The conservative/Republican war against Obamacare has led the GOP to a dark place. Many right-wing pundits and Republican leaders have been rooting for Obamacare to fail. That is, they have been cheering against a program that will provide millions of Americans with the sense of security that comes with health insurance. They have issued apocalyptic Ayn Randian predictions about Obamacare ruining the health care system, the economy, and the soul of the United States. They have staked much on this campaign (including a presidential campaign that failed). If the exchanges do work in providing the uninsured coverage—and Obamacare has already helped millions of people by ending for many the preexisting condition dodge, providing more financial assistance to seniors for prescription medicines, and allowing young adults to remain on their parents' plans longer—the conservatives are screwed.
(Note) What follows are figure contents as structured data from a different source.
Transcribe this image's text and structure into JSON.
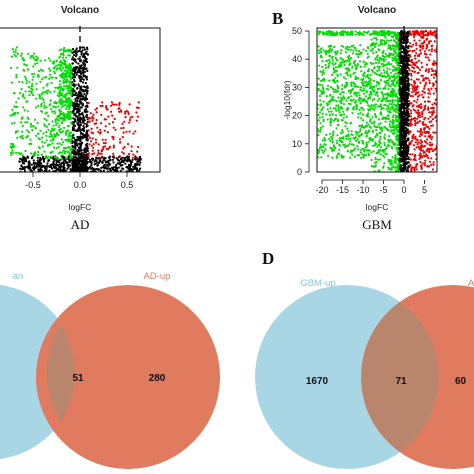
{
  "chart_data": [
    {
      "panel": "",
      "type": "scatter",
      "title": "Volcano",
      "xlabel": "logFC",
      "ylabel": "",
      "caption": "AD",
      "xticks": [
        "-0.5",
        "0.0",
        "0.5"
      ],
      "x_range": [
        -0.85,
        0.85
      ],
      "y_range": [
        0,
        52
      ],
      "series": [
        {
          "color": "#00dd00",
          "x_range": [
            -0.8,
            -0.08
          ],
          "y_range": [
            0,
            48
          ]
        },
        {
          "color": "#000000",
          "x_range": [
            -0.08,
            0.08
          ],
          "y_range": [
            0,
            50
          ]
        },
        {
          "color": "#ee0000",
          "x_range": [
            0.08,
            0.7
          ],
          "y_range": [
            0,
            30
          ]
        }
      ],
      "dashed_vline_x": 0
    },
    {
      "panel": "B",
      "type": "scatter",
      "title": "Volcano",
      "xlabel": "logFC",
      "ylabel": "-log10(fdr)",
      "caption": "GBM",
      "xticks": [
        "-20",
        "-15",
        "-10",
        "-5",
        "0",
        "5"
      ],
      "yticks": [
        "0",
        "10",
        "20",
        "30",
        "40",
        "50"
      ],
      "x_range": [
        -22,
        10
      ],
      "y_range": [
        0,
        52
      ],
      "series": [
        {
          "color": "#00dd00",
          "x_range": [
            -21,
            -1
          ],
          "y_range": [
            0,
            50
          ]
        },
        {
          "color": "#000000",
          "x_range": [
            -1,
            1
          ],
          "y_range": [
            0,
            50
          ]
        },
        {
          "color": "#ee0000",
          "x_range": [
            1,
            8
          ],
          "y_range": [
            0,
            50
          ]
        }
      ],
      "dashed_vline_x": 0
    },
    {
      "panel": "",
      "type": "venn",
      "left_label": "an",
      "right_label": "AD-up",
      "left_only": "",
      "overlap": "51",
      "right_only": "280"
    },
    {
      "panel": "D",
      "type": "venn",
      "left_label": "GBM-up",
      "right_label": "Al",
      "left_only": "1670",
      "overlap": "71",
      "right_only": "60"
    }
  ],
  "colors": {
    "down": "#00dd00",
    "neutral": "#000000",
    "up": "#ee0000",
    "venn_left": "#a9d6e5",
    "venn_right": "#e07b5f",
    "venn_overlap": "#b9866d"
  }
}
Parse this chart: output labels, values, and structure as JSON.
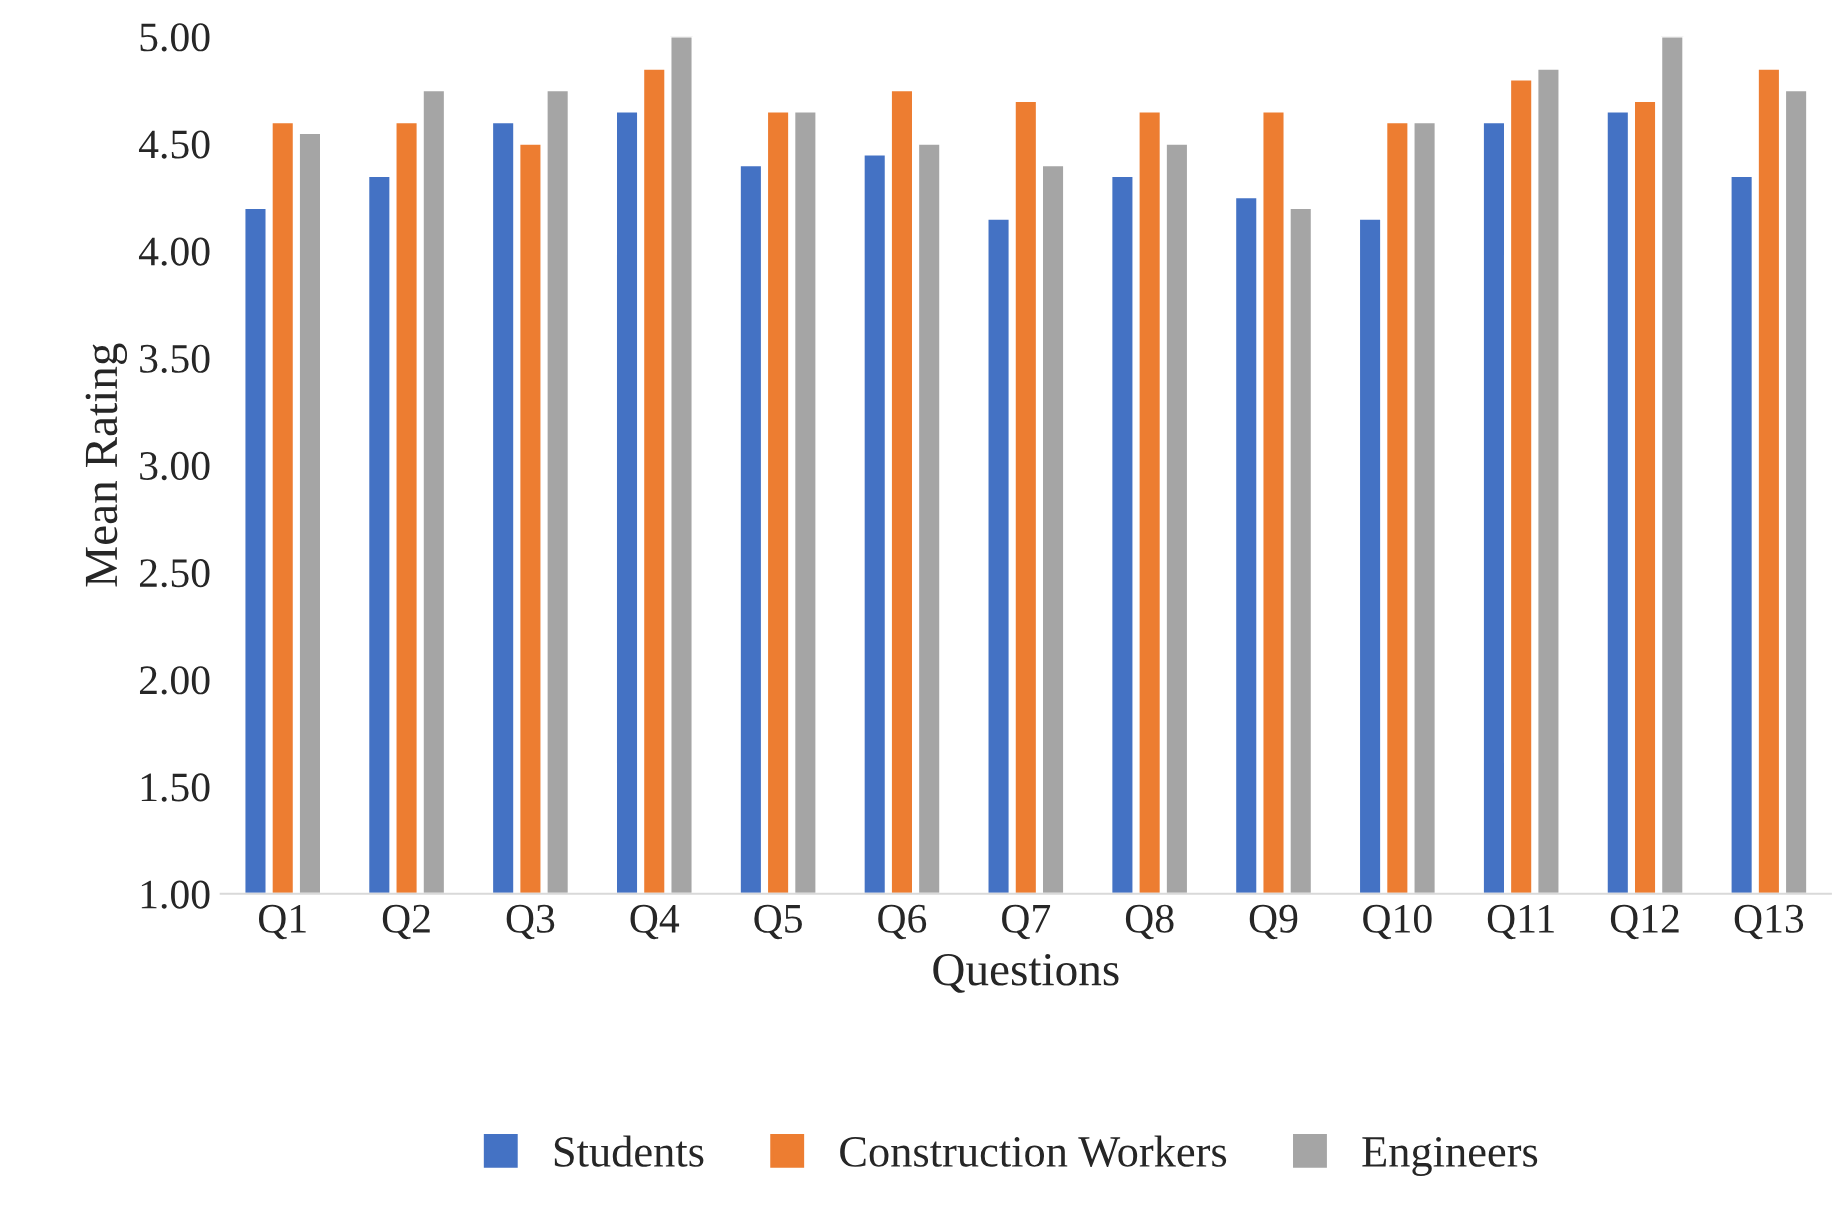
{
  "chart_data": {
    "type": "bar",
    "xlabel": "Questions",
    "ylabel": "Mean Rating",
    "categories": [
      "Q1",
      "Q2",
      "Q3",
      "Q4",
      "Q5",
      "Q6",
      "Q7",
      "Q8",
      "Q9",
      "Q10",
      "Q11",
      "Q12",
      "Q13"
    ],
    "series": [
      {
        "name": "Students",
        "color": "#4472c4",
        "values": [
          4.2,
          4.35,
          4.6,
          4.65,
          4.4,
          4.45,
          4.15,
          4.35,
          4.25,
          4.15,
          4.6,
          4.65,
          4.35
        ]
      },
      {
        "name": "Construction Workers",
        "color": "#ed7d31",
        "values": [
          4.6,
          4.6,
          4.5,
          4.85,
          4.65,
          4.75,
          4.7,
          4.65,
          4.65,
          4.6,
          4.8,
          4.7,
          4.85
        ]
      },
      {
        "name": "Engineers",
        "color": "#a5a5a5",
        "values": [
          4.55,
          4.75,
          4.75,
          5.0,
          4.65,
          4.5,
          4.4,
          4.5,
          4.2,
          4.6,
          4.85,
          5.0,
          4.75
        ]
      }
    ],
    "ylim": [
      1,
      5
    ],
    "yticks": [
      {
        "value": 1,
        "label": "1.00"
      },
      {
        "value": 1.5,
        "label": "1.50"
      },
      {
        "value": 2,
        "label": "2.00"
      },
      {
        "value": 2.5,
        "label": "2.50"
      },
      {
        "value": 3,
        "label": "3.00"
      },
      {
        "value": 3.5,
        "label": "3.50"
      },
      {
        "value": 4,
        "label": "4.00"
      },
      {
        "value": 4.5,
        "label": "4.50"
      },
      {
        "value": 5,
        "label": "5.00"
      }
    ],
    "grid": false,
    "legend": "bottom"
  }
}
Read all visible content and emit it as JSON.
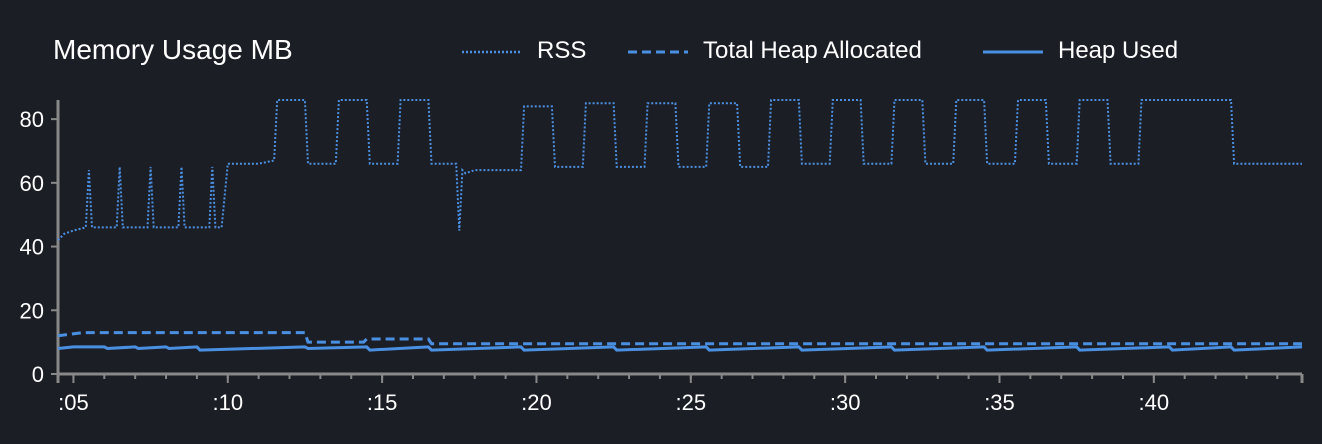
{
  "colors": {
    "background": "#1c1e26",
    "line": "#4a90e2",
    "axis": "#888888",
    "text": "#ffffff"
  },
  "chart_data": {
    "type": "line",
    "title": "Memory Usage MB",
    "legend_position": "top",
    "grid": false,
    "xlim": [
      4.5,
      44.8
    ],
    "ylim": [
      0,
      86
    ],
    "y_ticks": [
      0,
      20,
      40,
      60,
      80
    ],
    "x_ticks": [
      5,
      10,
      15,
      20,
      25,
      30,
      35,
      40
    ],
    "x_tick_labels": [
      ":05",
      ":10",
      ":15",
      ":20",
      ":25",
      ":30",
      ":35",
      ":40"
    ],
    "series": [
      {
        "name": "RSS",
        "style": "dotted",
        "x": [
          4.5,
          4.7,
          5,
          5.4,
          5.5,
          5.6,
          6.4,
          6.5,
          6.6,
          7.4,
          7.5,
          7.6,
          8.4,
          8.5,
          8.6,
          9.4,
          9.5,
          9.6,
          9.8,
          10,
          11,
          11.5,
          11.6,
          12.5,
          12.6,
          13.5,
          13.6,
          14.5,
          14.6,
          15.5,
          15.6,
          16.5,
          16.6,
          17.4,
          17.5,
          17.6,
          17.7,
          18,
          19.5,
          19.6,
          20.5,
          20.6,
          21.5,
          21.6,
          22.5,
          22.6,
          23.5,
          23.6,
          24.5,
          24.6,
          25.5,
          25.6,
          26.5,
          26.6,
          27.5,
          27.6,
          28.5,
          28.6,
          29.5,
          29.6,
          30.5,
          30.6,
          31.5,
          31.6,
          32.5,
          32.6,
          33.5,
          33.6,
          34.5,
          34.6,
          35.5,
          35.6,
          36.5,
          36.6,
          37.5,
          37.6,
          38.5,
          38.6,
          39.5,
          39.6,
          40.5,
          40.6,
          42.5,
          42.6,
          44.8
        ],
        "y": [
          42,
          44,
          45,
          46,
          64,
          46,
          46,
          65,
          46,
          46,
          65,
          46,
          46,
          65,
          46,
          46,
          65,
          46,
          46,
          66,
          66,
          67,
          86,
          86,
          66,
          66,
          86,
          86,
          66,
          66,
          86,
          86,
          66,
          66,
          45,
          64,
          63,
          64,
          64,
          84,
          84,
          65,
          65,
          85,
          85,
          65,
          65,
          85,
          85,
          65,
          65,
          85,
          85,
          65,
          65,
          86,
          86,
          66,
          66,
          86,
          86,
          66,
          66,
          86,
          86,
          66,
          66,
          86,
          86,
          66,
          66,
          86,
          86,
          66,
          66,
          86,
          86,
          66,
          66,
          86,
          86,
          86,
          86,
          66,
          66
        ]
      },
      {
        "name": "Total Heap Allocated",
        "style": "dashed",
        "x": [
          4.5,
          5.3,
          12.5,
          12.6,
          14.4,
          14.5,
          16.5,
          16.6,
          44.8
        ],
        "y": [
          12,
          13,
          13,
          10,
          10,
          11,
          11,
          9.5,
          9.5
        ]
      },
      {
        "name": "Heap Used",
        "style": "solid",
        "x": [
          4.5,
          5,
          6,
          6.1,
          7,
          7.1,
          8,
          8.1,
          9,
          9.1,
          12.5,
          12.6,
          14.5,
          14.6,
          16.5,
          16.6,
          19.5,
          19.6,
          22.5,
          22.6,
          25.5,
          25.6,
          28.5,
          28.6,
          31.5,
          31.6,
          34.5,
          34.6,
          37.5,
          37.6,
          40.5,
          40.6,
          42.5,
          42.6,
          44.8
        ],
        "y": [
          8,
          8.5,
          8.5,
          8,
          8.5,
          8,
          8.5,
          8,
          8.5,
          7.5,
          8.5,
          8,
          8.5,
          7.5,
          8.5,
          7.5,
          8.5,
          7.5,
          8.5,
          7.5,
          8.5,
          7.5,
          8.5,
          7.5,
          8.5,
          7.5,
          8.5,
          7.5,
          8.5,
          7.5,
          8.5,
          7.5,
          8.5,
          7.5,
          8.5
        ]
      }
    ]
  }
}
Cruz was right: Conservatives had to stop Obamacare before it had the chance to succeed—though he put it in slightly different terms, noting he feared that Americans would become addicted to Obamacare "sugar." Prior to this point, Republicans could say whatever they wanted, for extreme rhetoric about what might happen could not be disproved—and such demagoguery played on existing and justified concerns about the unknown. Yet once there are facts—is Obamacare working or not?—the debate will shift. Well, maybe not for the Republicans, but it will for millions of Americans who will evaluate the new reality and decide for themselves whether this is the end of America or the start of a better nation.